Jill was active in her local community and organised student volunteers over many years to doork-nock, complete walk-athons and participate in other activities to raise money for worthy causes. She was committed to helping her students understand and appreciate the sacrifices of service men and women and each year she trained over three hundred St Mary's College girls to march on Anzac Day in Lismore.

At the end of 1984, aged 44, she resigned from teaching and courageously made the decision to attend the University of Sydney and complete a Bachelor of Social Work degree. In 1989 Jill began her new career as a Social Worker at Prince of Wales Hospital in Sydney. Her personality and skills were an excellent fit with crisis social work in a large public hospital and within a short time she was appointed as an emergency department social worker. She spent the next 17 years working in the emergency department supporting individuals and families dealing with unexpected emergencies, critical illness, dying and sudden death. Jill was always extremely generous to those in need and on many occasions was the only person at the graveside of a funeral for someone with no family.

At her farewell from Prince of Wales Hospital she was given an Outstanding Merit Award. This award acknowledged her outstanding contribution to the Social Work Department, her commitment to the provision of high quality care to patients, her team leadership, and her supervision of social work students and her valued membership of the leadership group. She was further acknowledged for her vital role in the coordination of the on-call service and as a domestic violence coordinator. Whatever she did, she gave her all to it with meticulous attention to detail.

Jill was a pragmatist and a down-to-earth and practical person. She loved organising and did it well. She held many positions of responsibility and leadership in schools, the hospital and the Presentation Congregation. She resigned from her social work role when she was elected to be the Presentation Congregational Leader in 2006 and returned to Lismore to live.

Jill was a forthright person who was never afraid to express her opinion even when that opinion was different from those around her.

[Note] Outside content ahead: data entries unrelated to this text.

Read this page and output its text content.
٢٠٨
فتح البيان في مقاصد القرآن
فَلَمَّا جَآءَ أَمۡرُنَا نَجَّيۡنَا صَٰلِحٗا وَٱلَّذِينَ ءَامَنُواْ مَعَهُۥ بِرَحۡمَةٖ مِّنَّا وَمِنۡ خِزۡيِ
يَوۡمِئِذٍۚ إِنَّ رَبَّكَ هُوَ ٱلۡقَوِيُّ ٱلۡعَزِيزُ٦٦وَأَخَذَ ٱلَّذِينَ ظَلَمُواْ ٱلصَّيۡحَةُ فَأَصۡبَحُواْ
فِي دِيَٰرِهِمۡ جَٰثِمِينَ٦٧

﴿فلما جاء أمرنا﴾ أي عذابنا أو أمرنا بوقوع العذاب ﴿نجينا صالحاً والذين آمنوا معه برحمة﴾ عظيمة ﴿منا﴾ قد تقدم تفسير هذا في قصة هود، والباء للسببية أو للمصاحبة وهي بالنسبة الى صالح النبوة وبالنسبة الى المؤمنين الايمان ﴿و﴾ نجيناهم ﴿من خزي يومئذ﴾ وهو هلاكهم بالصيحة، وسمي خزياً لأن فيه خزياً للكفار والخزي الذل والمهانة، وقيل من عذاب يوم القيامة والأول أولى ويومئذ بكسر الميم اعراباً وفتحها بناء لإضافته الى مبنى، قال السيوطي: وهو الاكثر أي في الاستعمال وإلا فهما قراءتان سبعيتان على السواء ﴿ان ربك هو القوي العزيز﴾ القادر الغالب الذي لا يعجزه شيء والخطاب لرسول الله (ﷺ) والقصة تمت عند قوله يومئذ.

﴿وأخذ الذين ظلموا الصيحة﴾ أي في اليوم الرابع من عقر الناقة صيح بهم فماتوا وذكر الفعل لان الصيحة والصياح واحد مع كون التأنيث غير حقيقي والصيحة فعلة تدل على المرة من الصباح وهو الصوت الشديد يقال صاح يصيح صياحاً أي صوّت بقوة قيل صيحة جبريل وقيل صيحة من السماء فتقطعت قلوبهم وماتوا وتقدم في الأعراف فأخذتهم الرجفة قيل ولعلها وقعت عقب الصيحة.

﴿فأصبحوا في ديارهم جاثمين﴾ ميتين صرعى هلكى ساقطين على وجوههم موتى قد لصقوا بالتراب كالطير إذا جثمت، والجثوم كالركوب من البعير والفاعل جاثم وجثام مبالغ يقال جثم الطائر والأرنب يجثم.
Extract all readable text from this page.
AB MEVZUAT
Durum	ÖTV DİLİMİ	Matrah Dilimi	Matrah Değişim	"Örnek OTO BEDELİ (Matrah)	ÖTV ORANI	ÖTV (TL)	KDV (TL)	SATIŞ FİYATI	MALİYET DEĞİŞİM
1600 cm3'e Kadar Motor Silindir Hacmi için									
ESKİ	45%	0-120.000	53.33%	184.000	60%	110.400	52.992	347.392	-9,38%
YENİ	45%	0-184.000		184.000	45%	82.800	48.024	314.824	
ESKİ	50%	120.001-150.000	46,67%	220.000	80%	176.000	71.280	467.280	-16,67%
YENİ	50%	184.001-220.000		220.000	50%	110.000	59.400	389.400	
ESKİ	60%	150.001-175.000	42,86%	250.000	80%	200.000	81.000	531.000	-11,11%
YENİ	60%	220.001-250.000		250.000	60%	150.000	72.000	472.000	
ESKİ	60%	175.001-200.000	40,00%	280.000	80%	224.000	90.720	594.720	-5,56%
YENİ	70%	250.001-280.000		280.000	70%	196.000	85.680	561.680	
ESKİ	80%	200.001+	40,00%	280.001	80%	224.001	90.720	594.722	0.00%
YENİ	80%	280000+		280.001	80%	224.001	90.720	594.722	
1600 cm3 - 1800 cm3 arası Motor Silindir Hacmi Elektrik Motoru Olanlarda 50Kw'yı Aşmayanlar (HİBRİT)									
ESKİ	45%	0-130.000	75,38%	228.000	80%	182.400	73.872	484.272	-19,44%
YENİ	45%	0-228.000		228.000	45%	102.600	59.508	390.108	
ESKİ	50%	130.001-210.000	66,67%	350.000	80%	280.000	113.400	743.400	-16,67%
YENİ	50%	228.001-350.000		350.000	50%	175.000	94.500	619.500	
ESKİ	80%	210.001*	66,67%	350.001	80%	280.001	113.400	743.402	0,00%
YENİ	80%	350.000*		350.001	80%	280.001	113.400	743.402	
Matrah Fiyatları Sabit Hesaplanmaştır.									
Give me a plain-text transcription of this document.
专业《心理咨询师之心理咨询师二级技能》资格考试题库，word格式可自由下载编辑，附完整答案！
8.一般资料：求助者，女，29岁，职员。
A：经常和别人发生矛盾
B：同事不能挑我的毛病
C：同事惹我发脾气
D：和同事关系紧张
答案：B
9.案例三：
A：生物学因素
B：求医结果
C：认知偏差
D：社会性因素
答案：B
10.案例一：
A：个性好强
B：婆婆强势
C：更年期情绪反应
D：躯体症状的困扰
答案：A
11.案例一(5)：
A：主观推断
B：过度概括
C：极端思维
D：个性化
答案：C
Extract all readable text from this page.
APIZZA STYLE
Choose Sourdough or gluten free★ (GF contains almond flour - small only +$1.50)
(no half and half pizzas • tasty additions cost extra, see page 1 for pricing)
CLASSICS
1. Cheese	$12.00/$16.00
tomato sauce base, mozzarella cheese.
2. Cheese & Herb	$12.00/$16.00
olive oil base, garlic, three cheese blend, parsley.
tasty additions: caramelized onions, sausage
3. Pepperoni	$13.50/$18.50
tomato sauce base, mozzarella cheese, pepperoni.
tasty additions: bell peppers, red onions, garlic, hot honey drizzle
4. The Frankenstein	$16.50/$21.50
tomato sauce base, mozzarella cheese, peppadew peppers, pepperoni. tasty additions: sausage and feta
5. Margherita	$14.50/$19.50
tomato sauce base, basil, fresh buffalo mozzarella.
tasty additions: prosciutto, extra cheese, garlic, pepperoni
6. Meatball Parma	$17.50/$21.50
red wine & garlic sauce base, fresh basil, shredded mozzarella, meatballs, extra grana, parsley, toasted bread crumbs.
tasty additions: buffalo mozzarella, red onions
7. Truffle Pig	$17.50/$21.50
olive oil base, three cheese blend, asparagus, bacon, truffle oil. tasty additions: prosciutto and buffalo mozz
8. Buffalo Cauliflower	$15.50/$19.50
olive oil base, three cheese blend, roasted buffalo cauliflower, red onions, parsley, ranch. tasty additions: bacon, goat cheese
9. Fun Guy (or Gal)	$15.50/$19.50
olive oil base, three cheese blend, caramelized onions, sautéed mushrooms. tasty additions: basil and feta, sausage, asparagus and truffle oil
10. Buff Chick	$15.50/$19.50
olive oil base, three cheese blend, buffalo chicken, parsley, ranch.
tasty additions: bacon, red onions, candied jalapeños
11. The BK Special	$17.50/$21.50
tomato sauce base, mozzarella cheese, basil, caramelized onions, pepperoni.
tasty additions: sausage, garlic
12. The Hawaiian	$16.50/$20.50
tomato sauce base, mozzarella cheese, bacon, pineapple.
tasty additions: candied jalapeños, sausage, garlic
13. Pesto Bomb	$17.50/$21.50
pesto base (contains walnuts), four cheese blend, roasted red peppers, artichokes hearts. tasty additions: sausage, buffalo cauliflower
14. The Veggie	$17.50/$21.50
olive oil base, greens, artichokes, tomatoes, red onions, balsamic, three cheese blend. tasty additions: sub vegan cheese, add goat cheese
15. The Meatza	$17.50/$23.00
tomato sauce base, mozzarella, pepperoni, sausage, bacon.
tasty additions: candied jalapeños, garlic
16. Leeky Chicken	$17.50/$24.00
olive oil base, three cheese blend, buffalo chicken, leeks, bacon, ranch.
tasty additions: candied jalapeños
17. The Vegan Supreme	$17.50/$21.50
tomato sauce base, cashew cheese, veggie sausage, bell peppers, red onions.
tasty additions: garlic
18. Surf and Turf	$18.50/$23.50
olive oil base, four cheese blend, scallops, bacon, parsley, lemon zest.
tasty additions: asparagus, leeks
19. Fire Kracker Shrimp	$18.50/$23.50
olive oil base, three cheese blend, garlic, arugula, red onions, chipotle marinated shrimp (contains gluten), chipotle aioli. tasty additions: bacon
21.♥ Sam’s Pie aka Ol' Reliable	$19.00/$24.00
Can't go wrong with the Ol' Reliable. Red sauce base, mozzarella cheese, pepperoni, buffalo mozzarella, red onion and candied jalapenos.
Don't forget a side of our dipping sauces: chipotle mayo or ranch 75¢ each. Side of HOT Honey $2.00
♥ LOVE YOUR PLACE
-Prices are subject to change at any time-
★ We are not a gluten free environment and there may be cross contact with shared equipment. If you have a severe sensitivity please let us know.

That took great courage and she used her voice to speak up for others and for justice. She was particularly committed to justice and equality for women.

At the end of 2011 Jill officially retired but she missed being busy and occupied and embarked on volunteer work. She sorted clothes at Lifeline, delivered meals for Meals on Wheels and spent many hours teaching two refugee women to drive and successfully obtain their driver's license.

In early 2014, Jill was diagnosed with aggressive cancer and she faced it with great courage and strength. She never complained about having cancer but lived life as fully as possible around the treatment and its side effects. She counted her blessings, calmly faced dying and talked about it openly. She inspired many people during this time and provided a great example of how to live with a terminal illness, to accept suffering and to face dying with courage and dignity.

In her final days Jill wrote that her favourite quote of Jesus was, "I have come that they may have life and have it to the full" (John 10:10).

Jill Kennedy lived a very full and generous life of service and will be greatly missed by many.